Однажды Орсон Уэллс вспоминал следующую историю, связанную с Уинстоном Черчиллем. Американский режиссер и актер был к тому времени уже хорошо знаком с британским политиком. Последний неоднократно посещал постановку "Отелло", в которой Орсон был задействован в главной роли. После спектакля политик приходил в гримерку актера, садился на стул и со свойственным ему бульдожье-невозмутимым лицом, дымя сигарой, начинал бормотать речь великого ревнивца из пьесы Шекспира: "Most potent, grave, and reverend signiors..." И вот, как-то раз, Уэллс оказался в Венеции, где вел переговоры с одним богатым русским по поводу спонсирования своего будущего фильма.
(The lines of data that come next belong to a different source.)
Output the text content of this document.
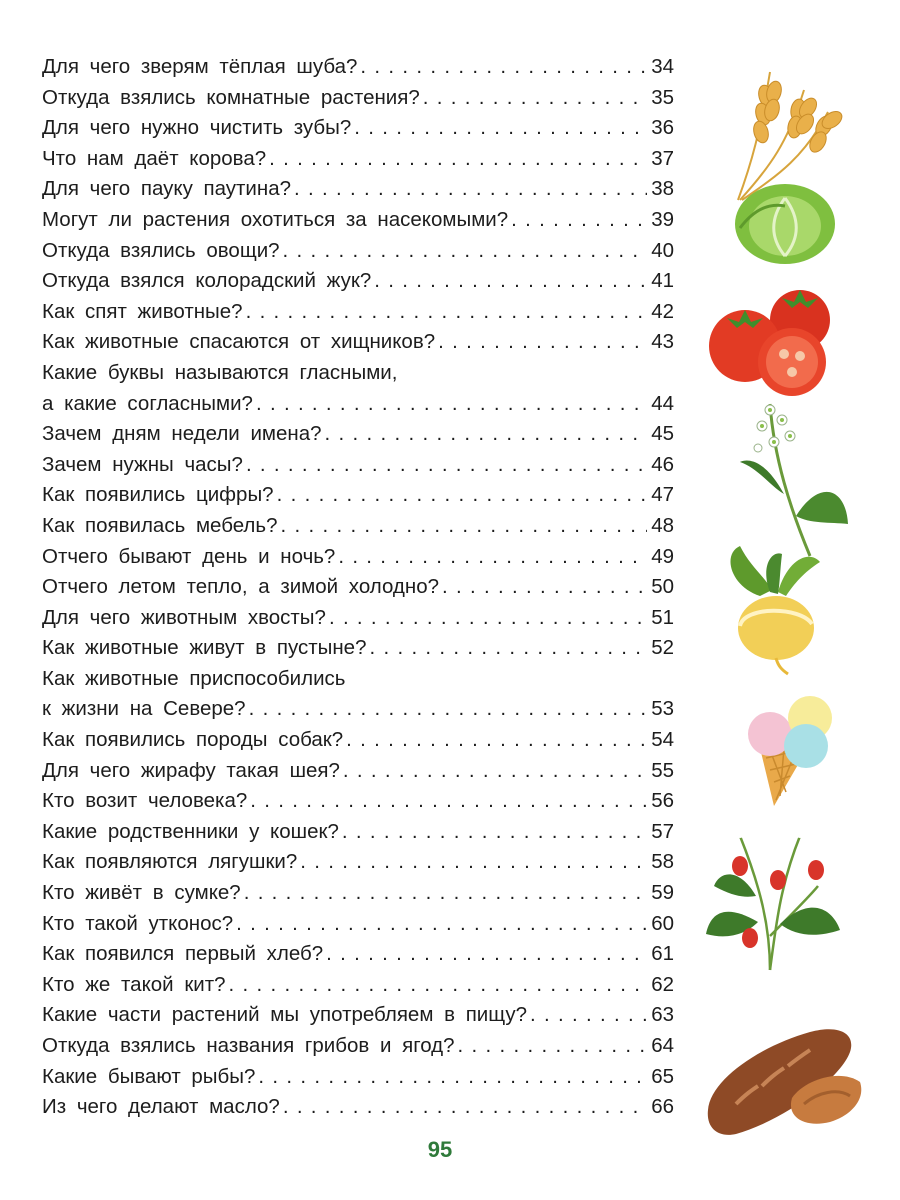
Для чего зверям тёплая шуба? . . .	34
Откуда взялись комнатные растения? . . .	35
Для чего нужно чистить зубы? . . .	36
Что нам даёт корова? . . .	37
Для чего пауку паутина? . . .	38
Могут ли растения охотиться за насекомыми? . . .	39
Откуда взялись овощи? . . .	40
Откуда взялся колорадский жук? . . .	41
Как спят животные? . . .	42
Как животные спасаются от хищников? . . .	43
Какие буквы называются гласными,
а какие согласными? . . .	44
Зачем дням недели имена? . . .	45
Зачем нужны часы? . . .	46
Как появились цифры? . . .	47
Как появилась мебель? . . .	48
Отчего бывают день и ночь? . . .	49
Отчего летом тепло, а зимой холодно? . . .	50
Для чего животным хвосты? . . .	51
Как животные живут в пустыне? . . .	52
Как животные приспособились
к жизни на Севере? . . .	53
Как появились породы собак? . . .	54
Для чего жирафу такая шея? . . .	55
Кто возит человека? . . .	56
Какие родственники у кошек? . . .	57
Как появляются лягушки? . . .	58
Кто живёт в сумке? . . .	59
Кто такой утконос? . . .	60
Как появился первый хлеб? . . .	61
Кто же такой кит? . . .	62
Какие части растений мы употребляем в пищу? . . .	63
Откуда взялись названия грибов и ягод? . . .	64
Какие бывают рыбы? . . .	65
Из чего делают масло? . . .	66
95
Переговоры не складывались. Финансирование картины находилось под угрозой. Русский спонсор пребывал в сомнениях: стоит ли вкладывать деньги в очередной проект "золотого мальчика"? Однажды, рано утром, Уэллс и спонсор вышли прогуляться по венецианской набережной, где им и встретился Черчилль. Завидев их, Черчилль приветливо кивнул Уэллсу. На русского это произвело эффект разорвавшейся бомбы. И разумеется, он немедленно дал согласие на спонсирование проекта. Спустя пару часов Уэллс рассказал Черчиллю историю, благодаря за судьбоносный кивок, который самым положительным образом повлиял на будущее картины. Но на этом история не заканчивается. В тот же день, Уэллс и спонсор вновь вышли прогуляться по набережной, чтобы обсудить детали проекта. И опять им встретился Черчилль. Но на этот раз, неспешно поднявшись со своего лежака, сэр Уинстон отвесил Уэллсу глубочайший и почтеннейший поклон японского дворецкого. Реакцию русского спонсора история умалчивает.
Пересказывая эту историю, я вспомнил другую, не менее трогательную. Великолепный английский писатель Грэм Грин очень любил фильмы Франсуа Трюффо. Поэтому, когда Грина пригласили на эпизодическую роль страхового агента в фильм Трюффо "La Nuit américaine", тот с удовольствием согласился. Ведь в фильме ему предоставлялась возможность сказать несколько реплик самому режиссеру, который тоже был задействован в картине. Исполнив свою крошечную роль, счастливый писатель покинул съемочную площадку. А Трюффо впоследствии очень расстроился. Дело в том, что он был большим поклонником книг Грэма Грина, и всегда хотел встретиться с автором лично. Но он ничего не знал о внешности Грина, и его не поставили в известность о том, кто будет играть незначительную роль представителя страховой компании.
Когда борхесовский персонаж Пьер Менар раздумывал над тем, какую книгу ему выбрать в качестве объекта для своего экзистенциального эксперимента, то остановился на "Дон Кихоте" Сервантеса. Аргумент этого, по иронии выдуманного самим Борхесом персонажа, был следующим. "Дон Кихот, - объясняет Менар, - меня глубоко интересует, но не кажется мне, как бы это выразить, неизбежным. Я не могу вообразить себе мир без восклицания По: Ah! Bear in mind this garden was enchanted! или без "Le bateau ivre" , или без "The Ancient Mariner" , но чувствую себя способным вообразить его без "Дон Кихота" . Далее Менар утверждает, что "Дон Кихот" - книга случайная", что этот роман "вовсе не необходим."
Однако, читая этот текст, понимаешь, что Борхес открыто лукавит с читателем. "Дон Кихот" все же оказался истории необходим хотя бы потому, что он понадобился вымышленному персонажу рассказа Борхеса. Так же дело обстоит с историческими байками и полуфантастическими воспоминаниями. На первый взгляд, вполне можно было бы без них обойтись. Но они нередко обладают тем свойством "точной фантазии" (термин Гете), которая позволяет гораздо более правдиво и глубоко передать саму суть явления или человеческого характера, о чем прямолинейная, событийно-батальная история, к сожалению, умалчивает. И поэтому, когда некоторые исторические выдумки находят документальное подтверждение, испытываешь счастливое облегчение от того, что они заняли свое достойное место в пантеоне правды.